- Müge: Ben hazırım Ömer.
Müge Hanım'ın yanına gittim, kremi elime alıp sırtına sürmeye başladım. Ellerimle vücudunu okşuyordum. Müge Hanım'ın kalçalarına doğru indim, yavaşça kalçalarını okşuyordum. Daha ilerisini cesaret edemiyorum ama Müge Hanım benden bir atak bekliyor gibiydi.
- Müge: Daha alt bölgelerde ağrı var Ömer, diyerek elimi alta doğru ittiriyordu. Ben yine cesaretli değildim.
- Müge: Dur, rahat edemiyorsan şortu biraz daha kenara çekeyim, diyerek alta doğru sıyırdı. Biraz daha indirse Müge Hanım'ın deliği karşımdaydı.
Yine cesaret edemedim, Müge Hanım durumu anlamıştı; birden yüzünü bana döndü.
-Müge: Ömer, sana bir şey diyeceğim, sen tıptan az çok anlıyorsun.
-Evet, Müge Hanım.
Müge Hanım sırt üstü döndü, elleriyle tişörtünü yukarı kaldırdı; memeleri karşımdaydı.
-Müge: Baksana, birkaç şüphem var. Siz erkekler daha iyi anlıyorsunuz; meme kanseri teşhisi için biri büyük, biri küçük oluyor diyorlar, doğru mu?
-Meme kanseri ile ilgili pek bilgim yok ama biri büyük, biri küçük oluyormuş; bunu bende duydum ama gördüğüm kadarıyla sizinkiler eşit gibi.
-Müge: Ne bileyim, kaç gündür buna stres yaptım.

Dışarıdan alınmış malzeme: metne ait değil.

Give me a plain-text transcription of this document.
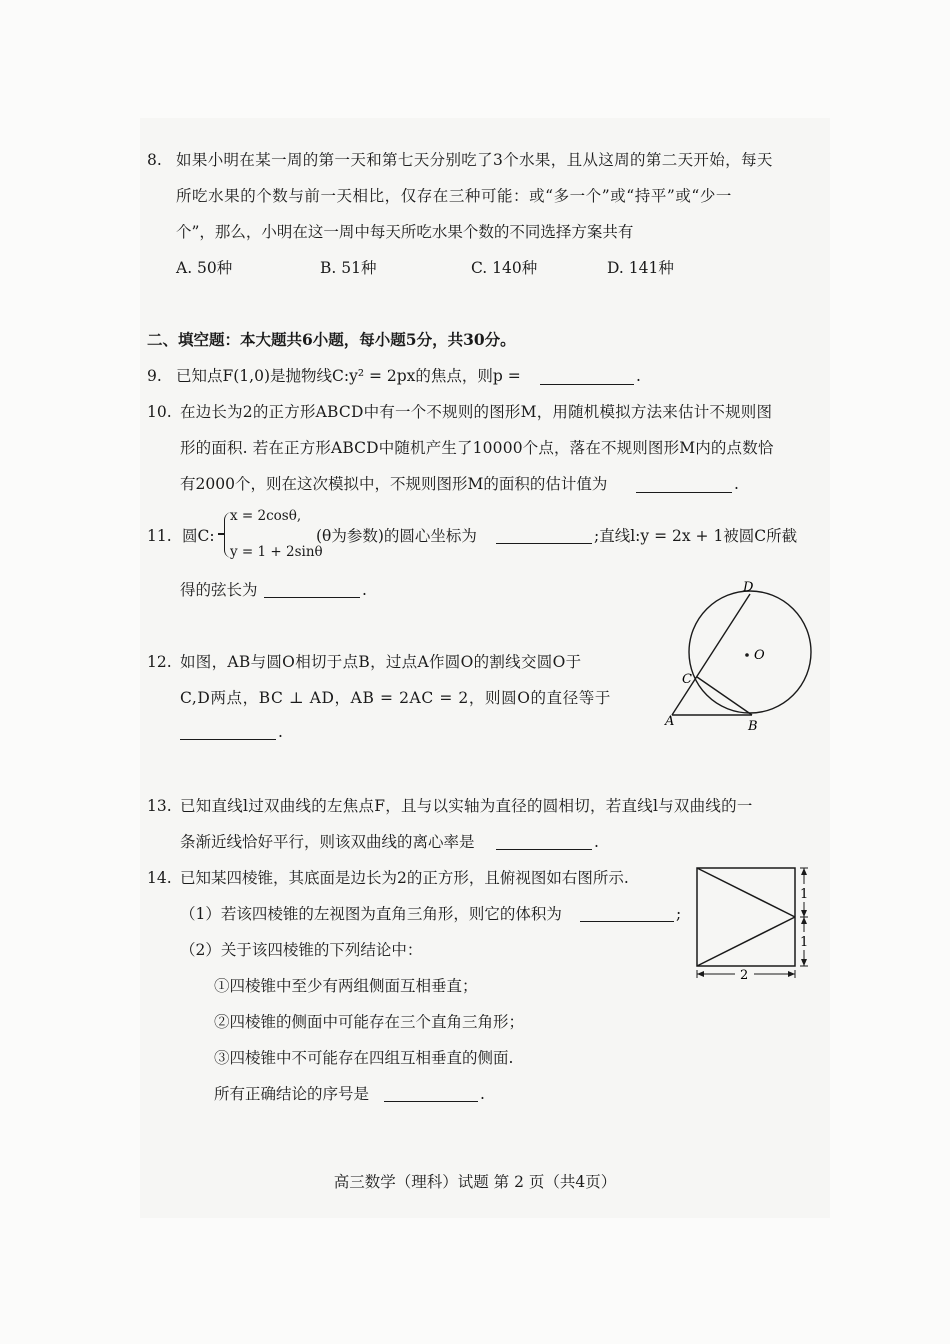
8. 如果小明在某一周的第一天和第七天分别吃了3个水果，且从这周的第二天开始，每天
所吃水果的个数与前一天相比，仅存在三种可能：或“多一个”或“持平”或“少一
个”，那么，小明在这一周中每天所吃水果个数的不同选择方案共有
A. 50种	B. 51种	C. 140种	D. 141种
二、填空题：本大题共6小题，每小题5分，共30分。
9. 已知点F(1,0)是抛物线C:y² = 2px的焦点，则p =	.
10. 在边长为2的正方形ABCD中有一个不规则的图形M，用随机模拟方法来估计不规则图
形的面积. 若在正方形ABCD中随机产生了10000个点，落在不规则图形M内的点数恰
有2000个，则在这次模拟中，不规则图形M的面积的估计值为	.
11. 圆C:
x = 2cosθ,
y = 1 + 2sinθ
(θ为参数)的圆心坐标为	;直线l:y = 2x + 1被圆C所截
得的弦长为	.
12. 如图，AB与圆O相切于点B，过点A作圆O的割线交圆O于
C,D两点，BC ⊥ AD，AB = 2AC = 2，则圆O的直径等于
.
D
O
C
A	B
13. 已知直线l过双曲线的左焦点F，且与以实轴为直径的圆相切，若直线l与双曲线的一
条渐近线恰好平行，则该双曲线的离心率是	.
14. 已知某四棱锥，其底面是边长为2的正方形，且俯视图如右图所示.
（1）若该四棱锥的左视图为直角三角形，则它的体积为	;
（2）关于该四棱锥的下列结论中：
①四棱锥中至少有两组侧面互相垂直；
②四棱锥的侧面中可能存在三个直角三角形；
③四棱锥中不可能存在四组互相垂直的侧面.
所有正确结论的序号是	.
1
1
2
高三数学（理科）试题 第 2 页（共4页）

Aslında sana soracaktım ama fırsatım olmadı, utandım.
-Utanmanıza gerek yok, tıp sonuçta bu erken teşhis önemli.
-Müge: Dokun o zaman, bir bak; sol mememde bir doku parçası var gibi.
Müge Hanım'ın iki memesini de ellerimle tutuyordum, mıncıklıyordum.
-Yoo, gayet ikisi de iyi, güzel; ben doku hissetmedim ama sanki biraz gerilmiş gibi.
-Müge: Evet, biraz gerildim galiba; o gerginliği ben de hissediyorum. Masaj yapabilir misin peki?
-Memelerinize mi?
-Müge: Evet.
Büyük ihtimalle bu, Müge Hanım'dan bana karşı ilk adımdı; beni cesaretlendirmek istiyor gibiydi.
Müge Hanım'ın memelerini ellerimle yoğuruyordum, mıncıklıyordum. Müge Hanım'ın zevk aldığı halinden belliydi. Müge Hanım tekrardan durup bana yöneldi.
- Müge: Peki, Ömer, kasık ağrıları için ne önerirsin?
- Kasık ağrıları derken?
- Müge: İç bacak, işte oralarda ağrıyor.
- Tam olarak neresi?
Müge elimi alıp amcıgının kenarına koydu; tam olarak buralar çok ağrı yapıyor, zaman zaman.
Müge Hanım'ın Amcığının kenarından kasıklarına masaj yapıyordum, bu benim için işaretti. Parmaklarım amcığının arasında sulanmaya başladı. Müge Hanım altındaki şortu iyice sıyırdı, bacaklarını kenara doğru açtı.
- Daha rahat yap, canım.
Artık tüm ışıkları yakmıştı Müge Hanım, işaret üstüne işaret veriyordu bana. Orta parmağımı Müge Hanım'ın deliğinin içine soktum, Müge inlemeye başladı, gözlerini açarak dudaklarıma yumuldu.
- Müge: Çok yakışıklısın Ömer, ellerin çok güzel.
Müge Hanım, belliki uzun zamandır kocasızlık çekiyordu. Nasıl olsa Cengiz şerefsizi başka kadınlara sürekli giderken, kendi evindeki karısını ihmal ediyordu. Ne demişler, çalma kapımı, çalarlar kapını. Cengiz şerefsizi İzmir'e pirinç almaya giderken, evdeki bulgurdan oluyordu. Bu fırsat ayağıma bir kere gelirdi, iyi şekilde değerlendirmeliydim. Müge Hanım'ın amcığını iyice parmaklıyordum.
Pantolonumun fermuarını açıp sikimi ortaya çıkardım. Müge Hanım bana sakso çekmeye başladı. O sırada Derya'nın sesi geldi. Hemen üstümüzü düzelttik. İçimden Derya'ya, "Şimdi sırası mı?" diye söyleniyordum. Her şey çok iyi giderken Derya'nın eve gelmesi iyi olmamıştı. Derya beni evde görünce şaşırmıştı.